A representational image

A representational image
| Photo Credit: H S MANJUNATH

Trigger warning: Mentions of rape and suicide

‘Rape them first, then commit suicide,’ said Ajay Unni, a BJP candidate from Kerala on January 20.

This was his reaction to the news of Kozhikode-native U. Deepak’s suicide after a video shot by Shimjitha Musthafa, a co-passenger, accusing Deepak of sexual harassment during a bus journey, went viral on social media. Since the news of Deepak’s death, people on social media seem to be baying for blood. Men are now walking out of houses wearing cardboard boxes covering their bodies.

Much of this discussion, however, risks flattening a complex issue into a binary of victim and villain. A feminist lens urges us to resist this simplification — not to deny the devastating loss of life, but to ask harder questions about why social media became the site of justice in the first place, and whose voices are routinely ignored.

For decades, women in India have navigated public spaces that are anything but safe. When I first began taking the bus by myself to school and sports meets, my mother asked me to hold onto a safety pin in order to poke those who chose to come too close.

Sexual harassment on buses, trains, and streets is a daily reality, often minimised as misunderstanding or brushed aside as inconvenience. Police stations remain intimidating spaces where survivors are often questioned insensitively or shamed. It is why social media has emerged, although imperfectly, as an alternative forum for solidarity.

When a woman records or posts an allegation online, it is often not an attempt to become judge or jury, but a desperate act of being heard. To frame the Kerala case solely as reckless online behaviour risks obscuring this deeper truth: women turn to digital platforms because institutions meant to protect them repeatedly fail to do so. This is what the #MeToo movement was.

During a time when ‘feminism’ has become the big bad ‘f’ word, it is important to note that the movement does not celebrate public shaming or mob justice. Deepak’s death is a tragedy — and feminist ethics demand that we hold space for that loss without weaponising it against women’s speech.

This incident in Kerala should not be used to discipline women into quietness or absolve institutions of their failures.
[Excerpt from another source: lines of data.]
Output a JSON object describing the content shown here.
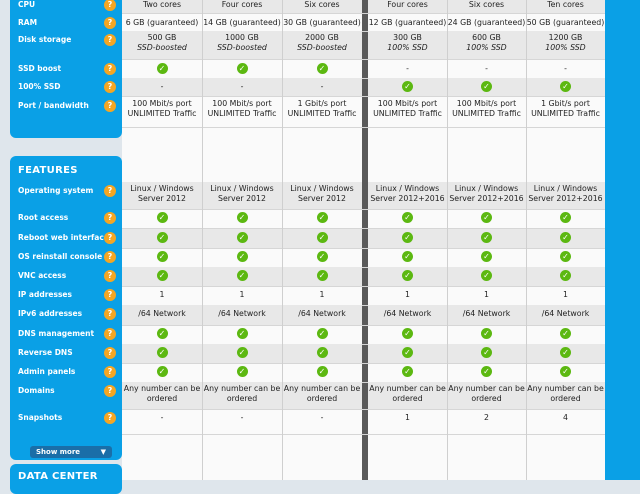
{
  "top_section": {
    "rows": [
      {
        "label": "CPU",
        "cells": [
          "Two cores",
          "Four cores",
          "Six cores",
          "Four cores",
          "Six cores",
          "Ten cores"
        ]
      },
      {
        "label": "RAM",
        "cells": [
          "6 GB (guaranteed)",
          "14 GB (guaranteed)",
          "30 GB (guaranteed)",
          "12 GB (guaranteed)",
          "24 GB (guaranteed)",
          "50 GB (guaranteed)"
        ]
      },
      {
        "label": "Disk storage",
        "cells": [
          [
            "500 GB",
            "SSD-boosted"
          ],
          [
            "1000 GB",
            "SSD-boosted"
          ],
          [
            "2000 GB",
            "SSD-boosted"
          ],
          [
            "300 GB",
            "100% SSD"
          ],
          [
            "600 GB",
            "100% SSD"
          ],
          [
            "1200 GB",
            "100% SSD"
          ]
        ]
      },
      {
        "label": "SSD boost",
        "cells": [
          "check",
          "check",
          "check",
          "-",
          "-",
          "-"
        ]
      },
      {
        "label": "100% SSD",
        "cells": [
          "-",
          "-",
          "-",
          "check",
          "check",
          "check"
        ]
      },
      {
        "label": "Port / bandwidth",
        "cells": [
          [
            "100 Mbit/s port",
            "UNLIMITED Traffic"
          ],
          [
            "100 Mbit/s port",
            "UNLIMITED Traffic"
          ],
          [
            "1 Gbit/s port",
            "UNLIMITED Traffic"
          ],
          [
            "100 Mbit/s port",
            "UNLIMITED Traffic"
          ],
          [
            "100 Mbit/s port",
            "UNLIMITED Traffic"
          ],
          [
            "1 Gbit/s port",
            "UNLIMITED Traffic"
          ]
        ]
      }
    ]
  },
  "features": {
    "title": "FEATURES",
    "rows": [
      {
        "label": "Operating system",
        "cells": [
          [
            "Linux / Windows",
            "Server 2012"
          ],
          [
            "Linux / Windows",
            "Server 2012"
          ],
          [
            "Linux / Windows",
            "Server 2012"
          ],
          [
            "Linux / Windows",
            "Server 2012+2016"
          ],
          [
            "Linux / Windows",
            "Server 2012+2016"
          ],
          [
            "Linux / Windows",
            "Server 2012+2016"
          ]
        ]
      },
      {
        "label": "Root access",
        "cells": [
          "check",
          "check",
          "check",
          "check",
          "check",
          "check"
        ]
      },
      {
        "label": "Reboot web interface",
        "cells": [
          "check",
          "check",
          "check",
          "check",
          "check",
          "check"
        ]
      },
      {
        "label": "OS reinstall console",
        "cells": [
          "check",
          "check",
          "check",
          "check",
          "check",
          "check"
        ]
      },
      {
        "label": "VNC access",
        "cells": [
          "check",
          "check",
          "check",
          "check",
          "check",
          "check"
        ]
      },
      {
        "label": "IP addresses",
        "cells": [
          "1",
          "1",
          "1",
          "1",
          "1",
          "1"
        ]
      },
      {
        "label": "IPv6 addresses",
        "cells": [
          "/64 Network",
          "/64 Network",
          "/64 Network",
          "/64 Network",
          "/64 Network",
          "/64 Network"
        ]
      },
      {
        "label": "DNS management",
        "cells": [
          "check",
          "check",
          "check",
          "check",
          "check",
          "check"
        ]
      },
      {
        "label": "Reverse DNS",
        "cells": [
          "check",
          "check",
          "check",
          "check",
          "check",
          "check"
        ]
      },
      {
        "label": "Admin panels",
        "cells": [
          "check",
          "check",
          "check",
          "check",
          "check",
          "check"
        ]
      },
      {
        "label": "Domains",
        "cells": [
          [
            "Any number can be",
            "ordered"
          ],
          [
            "Any number can be",
            "ordered"
          ],
          [
            "Any number can be",
            "ordered"
          ],
          [
            "Any number can be",
            "ordered"
          ],
          [
            "Any number can be",
            "ordered"
          ],
          [
            "Any number can be",
            "ordered"
          ]
        ]
      },
      {
        "label": "Snapshots",
        "cells": [
          "-",
          "-",
          "-",
          "1",
          "2",
          "4"
        ]
      }
    ],
    "show_more": "Show more"
  },
  "data_center": {
    "title": "DATA CENTER"
  },
  "help_icon_glyph": "?",
  "check_glyph": "✓",
  "colors": {
    "sidebar_blue": "#0aa0e6",
    "check_green": "#5cb811",
    "help_orange": "#f5a623"
  }
}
Instead, it should let it force us to confront an uncomfortable reality: when systems fail everyone, social media fills the vacuum, often with irreversible consequences. The task ahead is not to mute voices, but to build structures where speaking out does not come at the cost of another life.

Wordsworth

Son Meta-Preference Although frankly self-explanatory, son meta-preference refers to the number of married people up to 49, who want more sons than daughters versus the other way round according to the National Family Health Survey of 2022. This article in The Hindu speaks about how there were exuberant festivities when a 37-year-old woman gave birth to a boy after 18 years and 10 daughters in Haryana’s Dhani Bhojraj village.

Toolkit

‘Women of Mathematics From Around the World’ is an exhibition showcasing 20 extraordinary mathematicians from various countries — from Congo to India — against a blackboard filled end-to-end with equations. Women in most parts of the world, particularly in STEM, are up against a formidable glass ceiling in the form of social pressure to have children or due to institutional apathy. This exhibition at Bengaluru’s International Centre for Theoretical Sciences, and the Raman Research Institute also features Neela Nataraj, the institute chair professor at the department of mathematics, IIT Bombay. She is now working on mathematical problems related to liquid crystals. The exhibit which opens a window into the lives of these famed mathematicians is on till March 15 and is open to the public.

Ouch!

Average Indian feminist girls: Won’t pay equal bills. Won’t marry a guy who earns the same. Won’t marry a guy who is unemployed. Cooking and household chores are slavery. Want a rich man with high income. Also want him to cook and do chores. Where is the equality?

Venom, an X user with 72.5k followers

People we meet

Andaleeb Wajeed,

Andaleeb Wajeed,

Andaleeb Wajeed, a writer who has written over 50 books, says that it is not uncommon that people think she is oppressed because she wears a hijab. At The Hindu Lit for Life literature festival, she said that when she had travelled for a children’s literature festival to Chandigarh, she encountered a blackboard with questions for authors. “The main question in all black was ‘How did you overcome oppression?’ I was shocked. I said I was not oppressed at all,” she said, adding that she laughed it off. Andaleeb is intent on writing every day, and writing books covering a range of topics where her leads are particularly empowered. “I write two chapters a day,” she says, hoping to publish many more books.